Surely in the longer term, dedicated bike lanes separated from streets would make everyone happier and safer. But given the budget and space constraints of large cities, and the fact that bikes are always going to be a lower priority than police, fire, hospitals, schools, etc., I don't see that coming in the US any time soon, unless there is ever another fuel crisis, or a carbon tax, that provides a much stronger incentive not to commute by car. Against that, though, are our suburban sprawl and low population density, which make public transportation of any kind an uphill, underfunded battle in most cities outside the urban northeast corridor, and practically nonexistent in smaller cities and towns. I feel I do what I can by not taking unnecessary trips and not owning a hulking SUV or massive extended pickup, even though those heavy vehicles are exactly what the current petroleum-friendly administration is actively promoting and thus what the car industry is once again wastefully churning out.

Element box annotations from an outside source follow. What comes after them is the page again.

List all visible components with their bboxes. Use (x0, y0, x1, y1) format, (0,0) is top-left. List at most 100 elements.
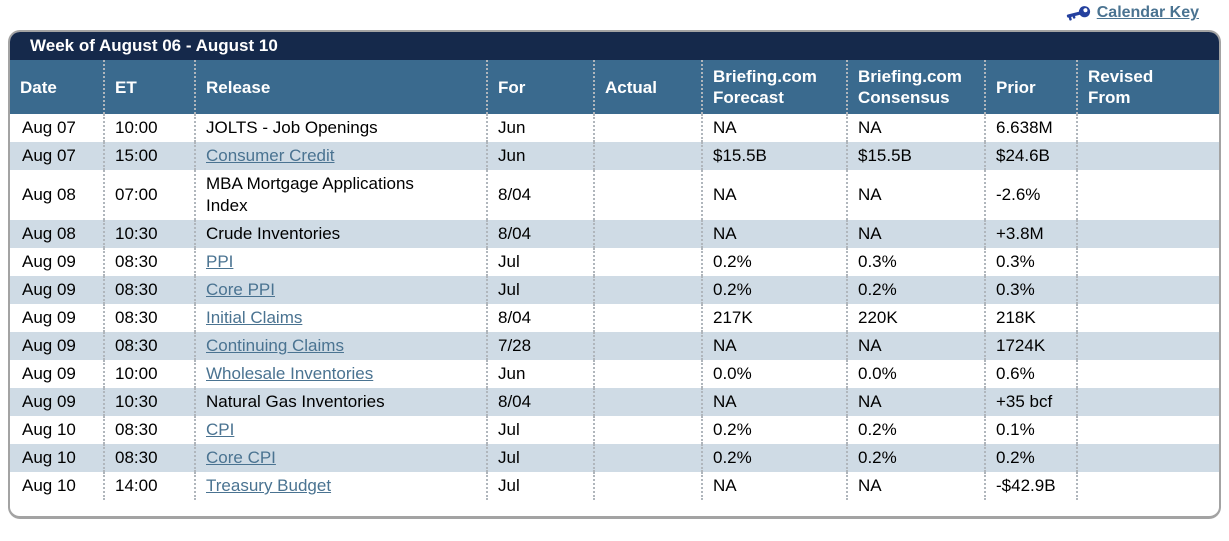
cell-actual (593, 444, 702, 472)
cell-forecast: $15.5B (701, 142, 847, 170)
cell-for: 8/04 (486, 304, 594, 332)
cell-actual (593, 220, 702, 248)
cell-prior: -2.6% (984, 170, 1077, 220)
cell-revised (1076, 142, 1219, 170)
cell-release: Natural Gas Inventories (194, 388, 487, 416)
cell-release: Consumer Credit (194, 142, 487, 170)
release-link[interactable]: Continuing Claims (206, 336, 344, 355)
cell-for: Jul (486, 416, 594, 444)
cell-et: 14:00 (103, 472, 195, 500)
cell-consensus: NA (846, 170, 985, 220)
release-text: Natural Gas Inventories (206, 392, 385, 411)
cell-release: Initial Claims (194, 304, 487, 332)
cell-for: Jun (486, 360, 594, 388)
cell-actual (593, 248, 702, 276)
col-header-et: ET (103, 60, 195, 114)
release-link[interactable]: Core PPI (206, 280, 275, 299)
cell-consensus: NA (846, 220, 985, 248)
cell-et: 10:00 (103, 114, 195, 142)
cell-date: Aug 08 (10, 220, 104, 248)
cell-et: 08:30 (103, 416, 195, 444)
cell-revised (1076, 332, 1219, 360)
cell-prior: 0.6% (984, 360, 1077, 388)
cell-date: Aug 07 (22, 118, 76, 137)
cell-revised (1076, 304, 1219, 332)
table-row: Aug 08 07:00 MBA Mortgage Applications I… (10, 170, 1219, 220)
cell-release: Continuing Claims (194, 332, 487, 360)
cell-consensus: 0.2% (846, 444, 985, 472)
cell-et: 08:30 (103, 276, 195, 304)
cell-date: Aug 10 (22, 420, 76, 439)
cell-et: 10:30 (103, 220, 195, 248)
col-header-prior: Prior (984, 60, 1077, 114)
cell-release: Treasury Budget (194, 472, 487, 500)
release-link[interactable]: Treasury Budget (206, 476, 332, 495)
release-link[interactable]: Core CPI (206, 448, 276, 467)
cell-et: 08:30 (103, 444, 195, 472)
cell-forecast: NA (701, 114, 847, 142)
calendar-key-bar: Calendar Key (0, 0, 1229, 26)
cell-date: Aug 10 (10, 444, 104, 472)
col-header-for: For (486, 60, 594, 114)
cell-consensus: 0.3% (846, 248, 985, 276)
cell-actual (593, 114, 702, 142)
release-text: JOLTS - Job Openings (206, 118, 378, 137)
table-row: Aug 08 10:30 Crude Inventories 8/04 NA N… (10, 220, 1219, 248)
cell-prior: 0.1% (984, 416, 1077, 444)
cell-date: Aug 09 (22, 364, 76, 383)
cell-release: Crude Inventories (194, 220, 487, 248)
cell-actual (593, 388, 702, 416)
release-text: Crude Inventories (206, 224, 341, 243)
cell-actual (593, 304, 702, 332)
table-body: Aug 07 10:00 JOLTS - Job Openings Jun NA… (10, 114, 1219, 500)
release-link[interactable]: Wholesale Inventories (206, 364, 374, 383)
cell-forecast: NA (701, 170, 847, 220)
cell-et: 08:30 (103, 248, 195, 276)
cell-for: 8/04 (486, 220, 594, 248)
col-header-briefing-consensus: Briefing.com Consensus (846, 60, 985, 114)
cell-actual (593, 170, 702, 220)
release-link[interactable]: PPI (206, 252, 234, 271)
release-link[interactable]: Consumer Credit (206, 146, 335, 165)
cell-prior: 218K (984, 304, 1077, 332)
cell-prior: $24.6B (984, 142, 1077, 170)
cell-for: 8/04 (486, 170, 594, 220)
cell-consensus: NA (846, 114, 985, 142)
calendar-key-label: Calendar Key (1096, 4, 1199, 21)
calendar-key-link[interactable]: Calendar Key (1066, 4, 1199, 22)
table-row: Aug 09 08:30 Continuing Claims 7/28 NA N… (10, 332, 1219, 360)
cell-actual (593, 276, 702, 304)
cell-forecast: 0.2% (701, 416, 847, 444)
cell-actual (593, 360, 702, 388)
table-row: Aug 09 08:30 Core PPI Jul 0.2% 0.2% 0.3% (10, 276, 1219, 304)
release-link[interactable]: CPI (206, 420, 235, 439)
cell-forecast: 0.2% (701, 276, 847, 304)
cell-revised (1076, 472, 1219, 500)
cell-date: Aug 10 (22, 476, 76, 495)
cell-for: 7/28 (486, 332, 594, 360)
release-link[interactable]: Initial Claims (206, 308, 303, 327)
table-row: Aug 09 08:30 PPI Jul 0.2% 0.3% 0.3% (10, 248, 1219, 276)
cell-forecast: NA (701, 388, 847, 416)
cell-consensus: $15.5B (846, 142, 985, 170)
key-icon (1066, 5, 1091, 21)
cell-date: Aug 09 (10, 276, 104, 304)
cell-date: Aug 09 (10, 332, 104, 360)
cell-date: Aug 09 (10, 388, 104, 416)
cell-consensus: NA (846, 332, 985, 360)
cell-prior: 0.3% (984, 248, 1077, 276)
cell-prior: 0.2% (984, 444, 1077, 472)
cell-date: Aug 07 (10, 142, 104, 170)
table-row: Aug 10 08:30 CPI Jul 0.2% 0.2% 0.1% (10, 416, 1219, 444)
table-row: Aug 07 10:00 JOLTS - Job Openings Jun NA… (10, 114, 1219, 142)
cell-actual (593, 142, 702, 170)
cell-actual (593, 472, 702, 500)
cell-forecast: NA (701, 472, 847, 500)
week-title: Week of August 06 - August 10 (10, 32, 1219, 60)
cell-for: Jun (486, 142, 594, 170)
cell-release: Wholesale Inventories (194, 360, 487, 388)
table-row: Aug 09 08:30 Initial Claims 8/04 217K 22… (10, 304, 1219, 332)
col-header-actual: Actual (593, 60, 702, 114)
cell-release: Core PPI (194, 276, 487, 304)
cell-consensus: 220K (846, 304, 985, 332)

But as many of our friends are now in the oldest generation, I must also say that a car whose seats are a little higher off the ground than a traditional sedan is considerably easier for elderly people to get in and out of. I might actually consider something like a minivan now, where none of us would have before. Ride-sharing and ride-hailing may eventually be an option when my generation is elderly, but for now, it's almost impossible for older people to give up driving without also moving into some kind of care center that has a shuttle service available, or indeed, all meals and health care on site.